The march of intown gentrification continues
with swath after swath of previously unused or blighted areas being repurposed
into hip and dazzling new playgrounds.
The newest entrant is the new Echo Street West
project, a 19-acre reimagining of an area near Mercedes Benz Stadium and the
historically Black neighborhood of English Avenue. The redo will soon include a bevy of live-work-play
options including retail, office, restaurant and hotel along with multi-family
housing and even an artist colony.
Within
the burgeoning new mini-city comes the Westside Motor Lodge, a 3-acre
campus that converted three vacant auto repair shops, four shipping containers and
even an abandoned 1982 Mercedes Wagon into a restaurant, bar, cocktail lounge,
event space, game room, beer garden, shuffleboard courts along with cabanas,
fire pits and a food truck. And it's all
near the Atlanta Beltline's westside trail so you're connected to other parts
of town as well.
Attitude abounds—it's got that roadside
motor lodge feel but also feels high-design with just enough bougie not to be
pretentious.
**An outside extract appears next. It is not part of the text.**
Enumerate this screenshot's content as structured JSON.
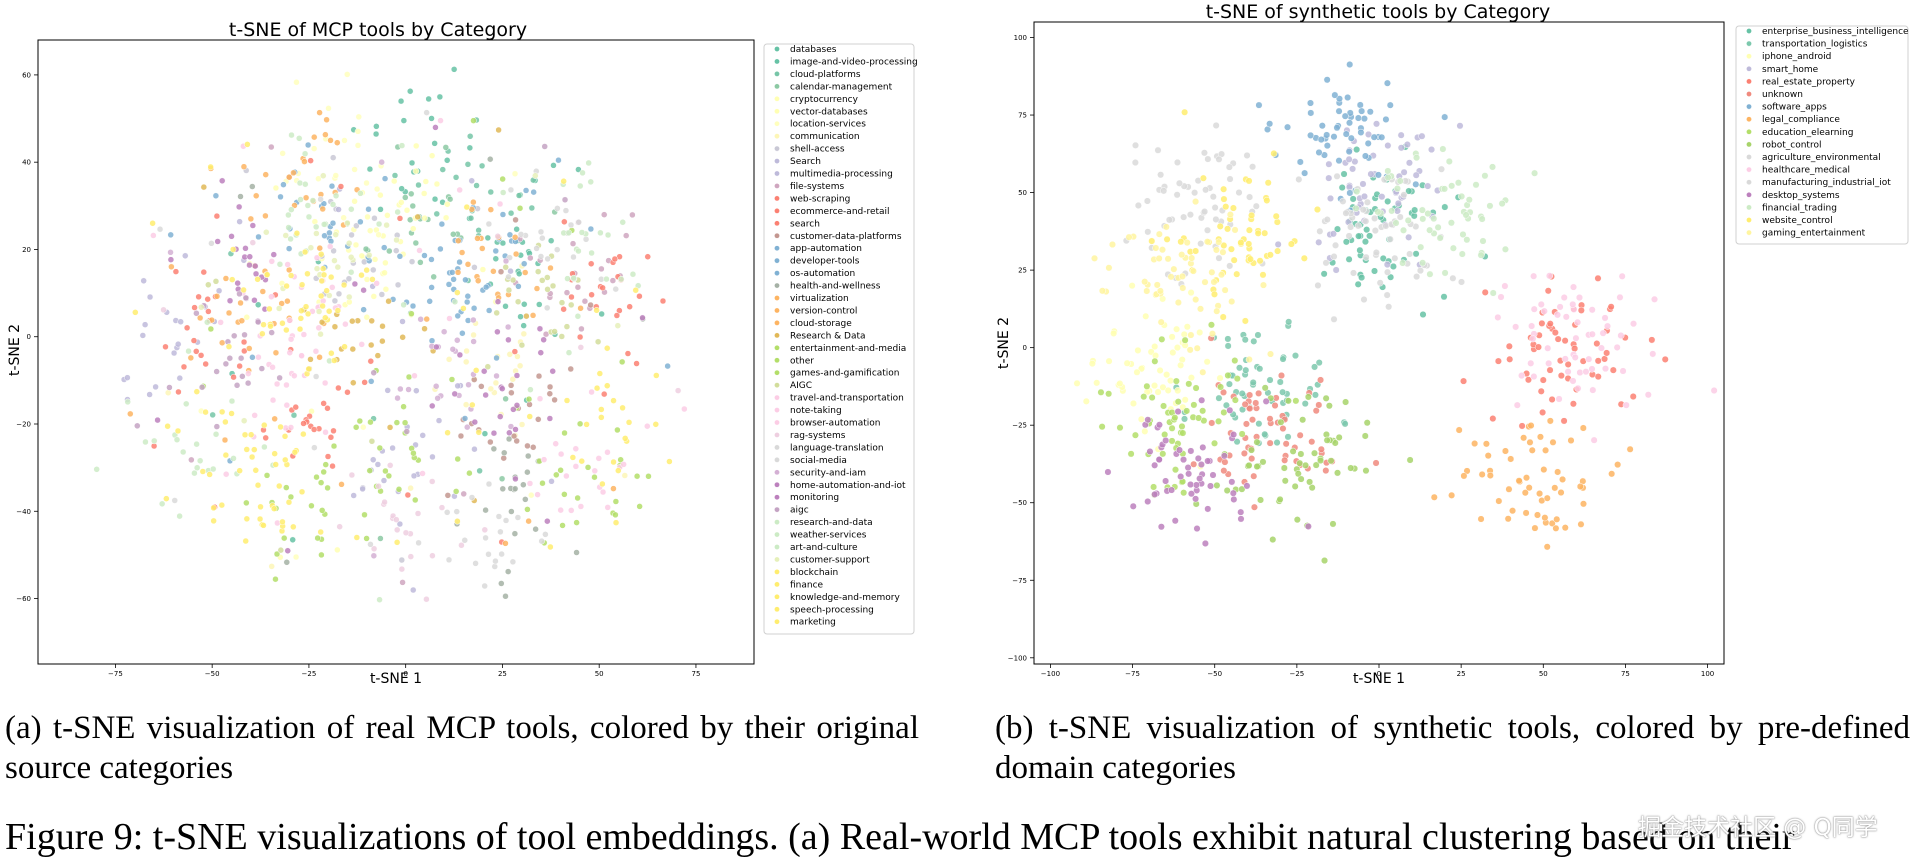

Elizabeth Feichter (formerly of Atlanta Food and Wine
Festival) and Kelly Campbell of Southern Culinary and Creative (Gather 'round, Epicurean Atlanta) are behind the project so they
understand how to put on a show and curate up some good stuff.
The
restaurant offers up Southern comfort food fare like burgers, meat-and-three
plates, hearty bowls and southern veggies like okra and collards. With a talented
bar staff led by bar manager Kelsey Kenny and Kellie Thorn expect cocktails shaken,
stirred and even on draft, loosely named for iconic rock songs. The event and retail space, Idlewild, occupies the other part of the building and features dart boards and lounge
areas used for meetings, dart leagues, and pop-up shops. A game room with ping
pong, foosball, and tabletop shuffleboard adds to the fun and live music comes off a stage created out of the three
remaining shipping containers, with the courtyard beyond the beer garden
featuring shuffleboard courts, cabanas and picnic tables, fire pits and
Adirondack chairs, and space for a food truck.
The ambitiousness
of the project is commendable—the indoor/outdoor sprawl of the compound will be
in full splendor when the spring warmth returns but there are plenty of indoor
escapes in the coming weeks to enjoy this new retreat on what was just recently a dead zone.